PetroVietnam executives declined to comment. 
The Vietnamese foreign ministry did not immediately respond to an emailed request for comment.
Asked at a regular briefing if China had pressed either Vietnam or Repsol, Chinese foreign ministry spokeswoman Hua Chunying said she did not know where such news had come from, but did not elaborate.
“We hope the relevant sides can work together to maintain the hard-earned positive situation in the South China Sea,” she said.

‘RED EMPEROR’
Red Emperor, known in Vietnamese as the Ca Rong Do field, is part of Block 07/03 in the Nam Con Son basin, 440 km (273 miles) off the coast of Vietnam’s southern city of Vung Tau.
The $1-billion field of moderate size by international standards is seen as a key asset to help slow the decline of Vietnam’s stalling oil and gas production.
But the block lies near the U-shaped “nine-dash line” that marks the vast area that China claims in the sea and overlaps what it says are its own oil concessions.
Located in waters around 350 metres (1,148 ft) deep, it is considered to be profitable from around $60 per barrel. 
Current Brent crude oil prices are almost $70 per barrel.

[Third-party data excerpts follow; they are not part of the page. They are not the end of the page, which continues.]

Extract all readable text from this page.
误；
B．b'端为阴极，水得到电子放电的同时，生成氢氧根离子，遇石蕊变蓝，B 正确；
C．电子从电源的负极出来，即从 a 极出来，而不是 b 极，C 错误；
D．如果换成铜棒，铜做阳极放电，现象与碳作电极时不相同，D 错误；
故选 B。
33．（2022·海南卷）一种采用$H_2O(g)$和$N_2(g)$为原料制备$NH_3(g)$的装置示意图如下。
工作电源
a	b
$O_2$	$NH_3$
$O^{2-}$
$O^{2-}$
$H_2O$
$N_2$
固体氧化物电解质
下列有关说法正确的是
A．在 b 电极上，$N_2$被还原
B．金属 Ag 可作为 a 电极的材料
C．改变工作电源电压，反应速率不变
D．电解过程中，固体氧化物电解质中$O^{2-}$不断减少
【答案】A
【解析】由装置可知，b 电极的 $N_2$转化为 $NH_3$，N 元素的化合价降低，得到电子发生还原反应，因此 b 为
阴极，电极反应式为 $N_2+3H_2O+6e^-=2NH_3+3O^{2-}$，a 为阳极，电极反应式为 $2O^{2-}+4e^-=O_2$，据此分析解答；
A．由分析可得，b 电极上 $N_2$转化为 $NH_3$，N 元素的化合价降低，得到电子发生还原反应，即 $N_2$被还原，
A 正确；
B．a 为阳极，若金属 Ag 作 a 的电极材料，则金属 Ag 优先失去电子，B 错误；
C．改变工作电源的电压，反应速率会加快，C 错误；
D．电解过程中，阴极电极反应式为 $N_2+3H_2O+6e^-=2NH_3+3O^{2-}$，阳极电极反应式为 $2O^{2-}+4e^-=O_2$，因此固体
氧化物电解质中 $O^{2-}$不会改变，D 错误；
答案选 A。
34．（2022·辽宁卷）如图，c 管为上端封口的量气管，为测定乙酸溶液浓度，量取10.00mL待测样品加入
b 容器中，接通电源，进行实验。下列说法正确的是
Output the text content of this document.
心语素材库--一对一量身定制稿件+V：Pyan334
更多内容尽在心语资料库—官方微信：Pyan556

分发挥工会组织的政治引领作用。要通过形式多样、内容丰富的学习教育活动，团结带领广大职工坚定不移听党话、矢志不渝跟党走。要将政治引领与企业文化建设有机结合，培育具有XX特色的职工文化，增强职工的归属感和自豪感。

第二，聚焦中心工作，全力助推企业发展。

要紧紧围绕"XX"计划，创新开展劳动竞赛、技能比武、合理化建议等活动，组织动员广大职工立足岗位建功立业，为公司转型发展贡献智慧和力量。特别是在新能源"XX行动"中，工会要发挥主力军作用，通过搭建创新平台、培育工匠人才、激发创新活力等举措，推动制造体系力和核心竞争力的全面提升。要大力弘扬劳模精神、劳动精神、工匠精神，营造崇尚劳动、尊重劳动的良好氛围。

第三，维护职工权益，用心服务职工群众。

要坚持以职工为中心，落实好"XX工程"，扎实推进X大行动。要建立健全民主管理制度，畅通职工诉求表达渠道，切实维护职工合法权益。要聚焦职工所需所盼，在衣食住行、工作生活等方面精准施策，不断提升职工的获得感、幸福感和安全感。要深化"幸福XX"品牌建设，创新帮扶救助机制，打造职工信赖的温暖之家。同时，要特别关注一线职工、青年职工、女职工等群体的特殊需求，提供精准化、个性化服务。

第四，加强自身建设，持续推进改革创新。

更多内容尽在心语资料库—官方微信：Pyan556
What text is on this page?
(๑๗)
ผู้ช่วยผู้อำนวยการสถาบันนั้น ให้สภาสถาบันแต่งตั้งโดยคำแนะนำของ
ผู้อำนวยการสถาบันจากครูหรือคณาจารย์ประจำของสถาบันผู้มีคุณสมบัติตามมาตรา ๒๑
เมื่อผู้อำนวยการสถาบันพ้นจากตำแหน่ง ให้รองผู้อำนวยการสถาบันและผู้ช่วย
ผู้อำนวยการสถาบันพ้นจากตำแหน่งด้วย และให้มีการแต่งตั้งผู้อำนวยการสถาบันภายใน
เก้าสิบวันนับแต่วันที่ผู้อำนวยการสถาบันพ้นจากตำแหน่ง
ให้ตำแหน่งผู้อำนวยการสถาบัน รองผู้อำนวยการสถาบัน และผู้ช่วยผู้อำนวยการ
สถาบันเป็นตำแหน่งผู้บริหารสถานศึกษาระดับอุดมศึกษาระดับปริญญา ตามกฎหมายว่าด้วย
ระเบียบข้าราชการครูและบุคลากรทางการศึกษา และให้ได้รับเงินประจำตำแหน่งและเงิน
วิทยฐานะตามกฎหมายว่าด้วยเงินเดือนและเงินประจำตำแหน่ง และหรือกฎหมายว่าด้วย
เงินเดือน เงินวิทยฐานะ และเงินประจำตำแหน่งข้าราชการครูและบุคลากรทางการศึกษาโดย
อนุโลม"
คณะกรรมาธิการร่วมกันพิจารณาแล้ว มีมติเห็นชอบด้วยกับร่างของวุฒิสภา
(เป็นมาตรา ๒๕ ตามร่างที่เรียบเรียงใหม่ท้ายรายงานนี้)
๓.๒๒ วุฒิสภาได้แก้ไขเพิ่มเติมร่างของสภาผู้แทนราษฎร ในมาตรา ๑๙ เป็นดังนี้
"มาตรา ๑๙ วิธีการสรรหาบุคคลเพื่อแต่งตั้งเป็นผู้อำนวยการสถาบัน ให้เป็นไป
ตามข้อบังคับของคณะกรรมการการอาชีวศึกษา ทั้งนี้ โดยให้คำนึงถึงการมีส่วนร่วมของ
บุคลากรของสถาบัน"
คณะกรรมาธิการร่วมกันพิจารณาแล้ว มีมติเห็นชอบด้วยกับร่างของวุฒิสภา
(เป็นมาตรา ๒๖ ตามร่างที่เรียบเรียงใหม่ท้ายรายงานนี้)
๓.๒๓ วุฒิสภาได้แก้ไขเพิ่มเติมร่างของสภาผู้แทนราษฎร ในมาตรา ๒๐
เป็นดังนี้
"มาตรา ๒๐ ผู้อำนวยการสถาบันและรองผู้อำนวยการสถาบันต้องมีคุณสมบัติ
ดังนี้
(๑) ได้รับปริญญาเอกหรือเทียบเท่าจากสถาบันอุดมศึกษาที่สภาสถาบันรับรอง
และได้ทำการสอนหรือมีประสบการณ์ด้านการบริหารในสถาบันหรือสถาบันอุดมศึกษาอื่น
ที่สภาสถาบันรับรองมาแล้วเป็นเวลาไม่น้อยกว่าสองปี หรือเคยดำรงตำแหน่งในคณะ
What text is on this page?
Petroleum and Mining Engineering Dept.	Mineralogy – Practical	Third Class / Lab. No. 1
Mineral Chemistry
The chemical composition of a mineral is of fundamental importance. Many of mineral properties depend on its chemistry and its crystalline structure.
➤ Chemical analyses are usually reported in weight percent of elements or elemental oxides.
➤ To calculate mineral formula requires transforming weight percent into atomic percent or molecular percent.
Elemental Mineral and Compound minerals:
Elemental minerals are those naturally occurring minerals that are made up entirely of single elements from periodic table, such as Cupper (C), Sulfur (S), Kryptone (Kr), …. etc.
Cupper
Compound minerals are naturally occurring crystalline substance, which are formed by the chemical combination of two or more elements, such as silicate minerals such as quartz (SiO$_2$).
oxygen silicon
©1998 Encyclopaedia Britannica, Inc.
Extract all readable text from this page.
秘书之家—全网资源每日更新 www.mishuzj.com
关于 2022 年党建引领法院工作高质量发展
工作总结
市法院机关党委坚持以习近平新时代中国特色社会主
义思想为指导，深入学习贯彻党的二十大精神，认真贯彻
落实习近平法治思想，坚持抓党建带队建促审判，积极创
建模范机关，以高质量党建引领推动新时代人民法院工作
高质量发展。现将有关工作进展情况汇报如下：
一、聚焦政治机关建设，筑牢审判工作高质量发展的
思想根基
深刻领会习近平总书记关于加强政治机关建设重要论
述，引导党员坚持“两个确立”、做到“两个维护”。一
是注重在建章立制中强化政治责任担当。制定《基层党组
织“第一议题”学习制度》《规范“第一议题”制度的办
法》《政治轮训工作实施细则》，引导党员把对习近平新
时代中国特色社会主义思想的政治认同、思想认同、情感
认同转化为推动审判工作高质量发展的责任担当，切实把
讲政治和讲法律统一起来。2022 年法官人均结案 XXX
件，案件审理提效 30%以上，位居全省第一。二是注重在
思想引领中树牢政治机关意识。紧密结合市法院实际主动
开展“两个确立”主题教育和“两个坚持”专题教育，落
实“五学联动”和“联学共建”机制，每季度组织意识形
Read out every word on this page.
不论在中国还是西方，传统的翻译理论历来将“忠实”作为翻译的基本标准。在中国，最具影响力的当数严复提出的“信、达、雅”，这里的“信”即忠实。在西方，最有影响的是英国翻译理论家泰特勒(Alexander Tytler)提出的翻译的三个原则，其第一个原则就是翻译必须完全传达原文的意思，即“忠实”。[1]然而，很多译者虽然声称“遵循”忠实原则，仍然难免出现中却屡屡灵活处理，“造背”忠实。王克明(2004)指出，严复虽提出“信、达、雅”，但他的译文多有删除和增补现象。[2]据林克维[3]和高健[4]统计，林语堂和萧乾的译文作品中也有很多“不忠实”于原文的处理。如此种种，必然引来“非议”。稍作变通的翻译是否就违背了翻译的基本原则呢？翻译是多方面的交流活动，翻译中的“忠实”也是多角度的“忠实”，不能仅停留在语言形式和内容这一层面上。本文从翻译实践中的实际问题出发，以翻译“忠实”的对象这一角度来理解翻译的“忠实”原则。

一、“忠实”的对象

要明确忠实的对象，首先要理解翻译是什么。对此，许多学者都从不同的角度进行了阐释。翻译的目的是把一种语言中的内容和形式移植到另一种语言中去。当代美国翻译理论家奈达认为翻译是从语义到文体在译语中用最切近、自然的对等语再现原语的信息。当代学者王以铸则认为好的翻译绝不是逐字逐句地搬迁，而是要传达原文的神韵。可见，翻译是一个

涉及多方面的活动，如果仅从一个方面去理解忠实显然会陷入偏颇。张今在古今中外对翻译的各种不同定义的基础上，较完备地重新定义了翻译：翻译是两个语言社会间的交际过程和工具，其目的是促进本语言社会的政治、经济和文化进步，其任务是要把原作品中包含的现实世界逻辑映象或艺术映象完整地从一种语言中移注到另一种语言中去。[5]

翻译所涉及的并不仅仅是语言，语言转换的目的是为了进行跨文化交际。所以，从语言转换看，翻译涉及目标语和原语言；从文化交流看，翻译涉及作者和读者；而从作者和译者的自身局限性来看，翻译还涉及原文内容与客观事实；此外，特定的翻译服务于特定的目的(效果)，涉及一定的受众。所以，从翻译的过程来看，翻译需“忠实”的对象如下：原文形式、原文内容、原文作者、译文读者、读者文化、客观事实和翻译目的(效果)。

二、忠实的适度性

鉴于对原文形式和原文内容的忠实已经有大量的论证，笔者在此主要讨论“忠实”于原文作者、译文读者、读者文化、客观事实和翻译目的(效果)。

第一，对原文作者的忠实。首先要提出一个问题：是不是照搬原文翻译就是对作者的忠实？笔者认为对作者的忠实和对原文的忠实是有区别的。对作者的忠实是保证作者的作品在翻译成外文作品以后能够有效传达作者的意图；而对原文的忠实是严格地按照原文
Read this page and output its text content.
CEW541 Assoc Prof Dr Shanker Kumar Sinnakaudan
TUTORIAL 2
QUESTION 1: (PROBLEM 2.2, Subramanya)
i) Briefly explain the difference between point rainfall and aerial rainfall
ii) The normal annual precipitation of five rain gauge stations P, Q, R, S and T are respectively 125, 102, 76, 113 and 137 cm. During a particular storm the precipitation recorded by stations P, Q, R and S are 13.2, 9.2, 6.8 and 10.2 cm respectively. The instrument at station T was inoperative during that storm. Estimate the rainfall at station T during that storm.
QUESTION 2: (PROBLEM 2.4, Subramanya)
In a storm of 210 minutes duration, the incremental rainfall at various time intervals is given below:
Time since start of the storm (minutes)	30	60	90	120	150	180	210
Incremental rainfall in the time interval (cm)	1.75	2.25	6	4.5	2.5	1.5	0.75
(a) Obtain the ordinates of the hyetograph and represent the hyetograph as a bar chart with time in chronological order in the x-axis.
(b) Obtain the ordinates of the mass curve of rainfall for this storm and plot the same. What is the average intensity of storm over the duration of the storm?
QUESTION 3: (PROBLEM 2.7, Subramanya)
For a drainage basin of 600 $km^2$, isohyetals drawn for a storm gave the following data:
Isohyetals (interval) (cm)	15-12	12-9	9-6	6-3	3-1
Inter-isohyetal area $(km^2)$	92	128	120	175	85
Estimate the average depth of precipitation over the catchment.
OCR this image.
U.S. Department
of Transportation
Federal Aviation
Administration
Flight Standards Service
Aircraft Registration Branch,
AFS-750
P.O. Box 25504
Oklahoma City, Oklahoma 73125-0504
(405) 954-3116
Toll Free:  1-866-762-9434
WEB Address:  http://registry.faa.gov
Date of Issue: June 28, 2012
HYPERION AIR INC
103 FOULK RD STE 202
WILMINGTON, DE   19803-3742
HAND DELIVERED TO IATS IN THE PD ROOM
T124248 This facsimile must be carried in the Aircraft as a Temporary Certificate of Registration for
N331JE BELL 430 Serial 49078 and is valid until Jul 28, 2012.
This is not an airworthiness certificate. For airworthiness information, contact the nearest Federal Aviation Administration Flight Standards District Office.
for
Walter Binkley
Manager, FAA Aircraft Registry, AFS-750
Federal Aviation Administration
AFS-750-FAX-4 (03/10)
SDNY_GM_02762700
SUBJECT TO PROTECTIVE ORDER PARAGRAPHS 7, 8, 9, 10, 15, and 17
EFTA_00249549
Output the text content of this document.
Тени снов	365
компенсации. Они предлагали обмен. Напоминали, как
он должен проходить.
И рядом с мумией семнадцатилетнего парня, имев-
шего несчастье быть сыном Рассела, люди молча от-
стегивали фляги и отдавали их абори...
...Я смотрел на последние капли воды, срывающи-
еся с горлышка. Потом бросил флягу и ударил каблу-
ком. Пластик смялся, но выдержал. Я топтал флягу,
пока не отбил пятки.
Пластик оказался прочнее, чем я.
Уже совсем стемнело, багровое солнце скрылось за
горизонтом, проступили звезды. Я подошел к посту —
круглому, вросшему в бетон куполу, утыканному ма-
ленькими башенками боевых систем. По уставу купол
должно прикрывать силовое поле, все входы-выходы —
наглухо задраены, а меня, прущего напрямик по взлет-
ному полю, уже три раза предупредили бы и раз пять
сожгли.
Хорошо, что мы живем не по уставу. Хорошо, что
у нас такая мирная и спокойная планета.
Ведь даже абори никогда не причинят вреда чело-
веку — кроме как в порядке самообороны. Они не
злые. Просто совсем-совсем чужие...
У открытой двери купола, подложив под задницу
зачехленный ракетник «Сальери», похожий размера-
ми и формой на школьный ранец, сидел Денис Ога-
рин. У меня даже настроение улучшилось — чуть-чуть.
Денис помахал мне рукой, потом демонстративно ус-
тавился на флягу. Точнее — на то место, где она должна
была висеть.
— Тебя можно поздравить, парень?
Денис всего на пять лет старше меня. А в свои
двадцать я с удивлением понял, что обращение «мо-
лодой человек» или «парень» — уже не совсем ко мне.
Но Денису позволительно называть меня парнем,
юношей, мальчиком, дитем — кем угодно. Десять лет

The field’s estimated potential recovery is around 45 million barrels of crude oil, 172 billion cubic feet of natural gas and 2.3 million barrels of condensate, a super light form of crude oil that is mostly a byproduct of gas production.
Global crude oil, by comparison, is at almost 100 million barrels per day. 
Global gas consumption is around 4 trillion cubic metres per year.
The move came as Repsol was making final preparations for commercial drilling, according to the BBC, which first reported the news on Friday.
A rig, the Ensco 8504, was due to depart from Singapore for the drill site on Thursday, the BBC said, citing an unnamed energy industry source.
Repsol spent around 33 million euros ($41 million) on exploration in Vietnam last year, according to the company’s 2017 profit and loss statement.
Repsol’s top management considers the Red Emperor site one of the company’s future growth projects.
Repsol, which has a 51.75 percent stake in the project, signed a 384-million-euro rental contract for a rig to start work on a Vietnamese site in 2019, according to the statement.
Just under half the company’s 1 billion euro ($1.23 billion) investments for which contracts have been signed for 2018 are in Vietnam.